Spontaneität mit Bremswirkung

Dietrich Fischer-Dieskau, begleitet von Christoph Eschenbach, sang Schubert-Lieder in der Philharmonie

   

Manchmal mag sich Dietrich Fischer-Dieskau wie der Atlas fühlen, der eine Welt, die ganze Welt des Liedes, zu tragen hat. Mit Heinrich Heines "Der Atlas" eröffnete der Sänger denn auch seinen einzig Schubert gewidmeten Liederabend in der bis auf wenige Plätze randvollen Philharmonie.

Als Begleiter am Klavier hatte sich ihm diesmal Christoph Eschenbach zugesellt – zur Feier des Ereignisses sogar heimgekehrt in den sonst doch vom jungen Deutschland verpönten Frack. Wie um dennoch dem gemeinsamen Musizieren Intimität zu bewahren, verzichtete Eschenbach jedoch auf den sonst bei Liederabenden üblichen Dritten im Bunde: den Notenumblätterer. Dessen Geschäft übernahm mit fliegender Hand Eschenbach selbst.

Um es vorwegzunehmen: Eschenbach spielte großartig. Gleich mit den ersten Takten des ersten Liedes, der beinahe symphonischen Wucht, die Schuberts "Der Atlas" eröffnet, warf sich Eschenbach in eine elektrisierende Exegese hinein. Sein Spiel hielt bis zum Schluss die Spannungen durch, die Schuberts Lieder wechselnd türmen und abbauen. Der augenzwinkernden Begleitung zu "Der Einsame" mit ihrem vergnüglichen, insistierenden Rhythmus gewann er entzückende Grazie ab, die düsteren Energien des "Erlkönigs" rollten beinahe schon erbittert hervor.
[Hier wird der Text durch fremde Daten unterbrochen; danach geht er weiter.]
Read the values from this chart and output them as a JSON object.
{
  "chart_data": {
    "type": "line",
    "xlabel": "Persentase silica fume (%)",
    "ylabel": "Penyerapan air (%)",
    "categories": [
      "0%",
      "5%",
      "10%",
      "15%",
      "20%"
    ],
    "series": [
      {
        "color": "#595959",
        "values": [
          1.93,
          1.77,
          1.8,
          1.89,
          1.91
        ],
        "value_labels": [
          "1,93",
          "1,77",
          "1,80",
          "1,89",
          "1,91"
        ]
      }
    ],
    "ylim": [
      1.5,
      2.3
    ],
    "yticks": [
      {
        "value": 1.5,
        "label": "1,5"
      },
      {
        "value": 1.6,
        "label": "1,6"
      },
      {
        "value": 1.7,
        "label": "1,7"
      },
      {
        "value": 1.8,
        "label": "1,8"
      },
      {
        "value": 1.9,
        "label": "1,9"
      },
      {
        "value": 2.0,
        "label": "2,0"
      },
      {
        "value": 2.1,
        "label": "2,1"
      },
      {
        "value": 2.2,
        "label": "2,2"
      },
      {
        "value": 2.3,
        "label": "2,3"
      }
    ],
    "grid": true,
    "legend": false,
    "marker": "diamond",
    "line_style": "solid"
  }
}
Kraft und Größe gewann sich Eschenbachs Spiel, eine Bildhaftigkeit, die hinter der des singenden Interpreten keinen Augenblick zurückstand, im Gegenteil sie zu inspirieren, zu steigern, zu verlebendigen suchte.

Es war von jeher Fischer-Dieskaus Lust, mit wechselnden Partnern zu musizieren, sich also nicht auf einen einzigen Begleiter zu stützen und dies bis zur inneren Ermattung. Wahrscheinlich hat dieser häufige Austausch, der schließlich ja auch ein geistig-künstlerischer ist, Fischer-Dieskaus Interpretationen frisch erhalten, sie durch immer neue Auseinandersetzungen getrieben, den tödlichen Zubiss der Routine abgewehrt.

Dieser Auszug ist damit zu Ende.